Título: Resgate sangrento
Autor: Walker, Gabriela
Fonte: Correio Braziliense, 18/01/2013, Mundo, p. 16

Argélia bombardeia complexo de exploração de gás tomado por extremistas islâmicos. Pelo menos 49 pessoas morreram

O governo da Argélia cumpriu a promessa de não negociar com terroristas. Na tentativa de colocar um ponto final na crise que envolveu o sequestro de 41 estrangeiros, o Exército argelino bombardeou o complexo de exploração de gás, perto da cidade de In Amenas, no sudeste do país, onde centenas de reféns eram mantidos desde a manhã de quarta-feira. A resposta aos rebeldes islâmicos, integrantes dos "Signatários de Sangue" — uma facção da rede Al-Qaeda — terminou com a morte de diversos reféns mortos. Uma fonte islâmica citada pela agência mauritana Nouakchott Information (ANI) declarou que 34 morreram, além de 15 rebeldes.

Além dos estrangeiros, 600 argelinos foram detidos pelos sequestradores. Até o fechamento desta edição, os soldados haviam controlado apenas parte das instalações do complexo de gás — operado pela companhia britânica BP, pela norueguesa Statoil e pela argelina Sonatrach. No entanto, acreditava-se que rebeldes e reféns ainda pudessem estar escondidos no local. Tóquio anunciou, na manhã de hoje (hora local), que três funcionários japoneses estão em local seguro, mas 14 seguem desaparecidos. Os insurgentes, que agiram em represália à intervenção da França no norte do Mali, exigiam a libertação de presos muçulmanos e a saída das tropas do território africano.

"Um número importante de reféns foi libertado e, infelizmente, há mortos e feridos", declarou o ministro argelino das Comunicações, Mohamed Said, que não confirmou os números exatos. Antes da operação de resgate, 15 estrangeiros e 30 argelinos conseguiram fugir, segundo o canal de tevê argelino Ennahar. De acordo com um porta-voz do grupo radical, os reféns foram mortos em ataques do próprio governo, no momento em que os extremistas os transportavam para um local mais seguro, informou a ANI. "Quando o grupo terrorista insistiu em deixar a instalação, levando os reféns estrangeiros com eles para Estados vizinhos, a ordem para as unidades especiais era atacar a posição dos rebeldes", explicou o Said, em conversa com a agência estatal APS. De acordo com a Reuters, seis estrangeiros e oito rebeldes morreram nesse ataque.

Segundo Jose Flavio Sombra Saraiva, professor de relações internacionais da Universidade de Brasília (UnB), a reação da Argélia foi legítima, por ser considerada uma tentativa de defesa de seu território. "A guerra começou e ela segue regras próprias. As reações nesses momentos de conflito, sobretudo no início, são respostas aos interesses nacionais", explica.
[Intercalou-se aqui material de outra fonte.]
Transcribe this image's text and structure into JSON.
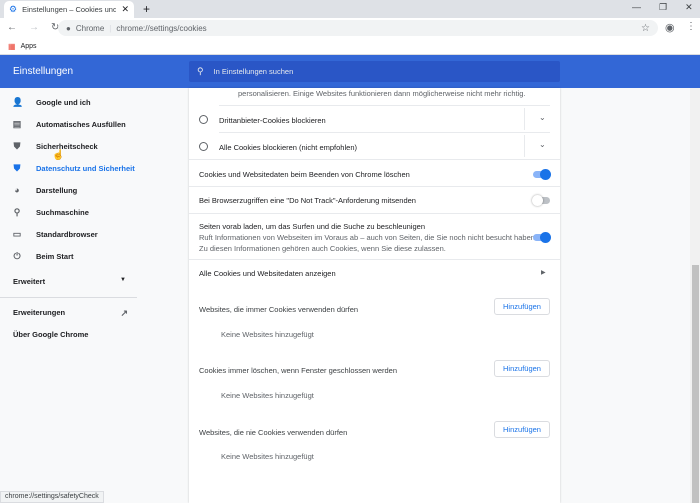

"O que ocorre na Argélia justifica ainda mais a decisão que tomei, em nome da França, de ajudar o Mali, em conformidade com a Carta das Nações Unidas e a pedido do presidente desse país", disse o presidente francês, François Hollande, em discurso a líderes empresariais. David Cameron, primeiro-ministro britânico, reclamou por não ter sido informado da operação argelina e cancelou um pronunciamento que faria na Holanda. "É uma situação muito perigosa, muito incerta, muito instável", disse.

Por sua vez, o primeiro-ministro japonês, Shinzo Abe, telefonou para membros do governo da Argélia para manifestar extrema preocupação e pedir a suspensão das ações. A Casa Branca também expressou preocupação. "Obviamente, estamos preocupados com a informação sobre a perda de vidas humanas", disse Jay Carney, porta-voz do presidente Barack Obama. A secretária de Estado, Hillary Clinton, afirmou que os EUA farão o possível para combater o terror. Washington não decidiu sobre o envio de tropas ao Mali.

Reforços

Os primeiros soldados da força organizada pela Comunidade Econômica dos Estados da África Ocidental (Cedeao) para ajudar as tropas malinesas chegaram a Bamaco, a capital do Mali. Cem militares togoleses esperam os reforços da Nigéria e do Chade, que estão a caminho. A Missão Internacional de Apoio ao Mali (Misma) será liderada por um nigeriano, Shehu Abdulkadir, e terá 3 mil homens procedentes de nove países vizinhos.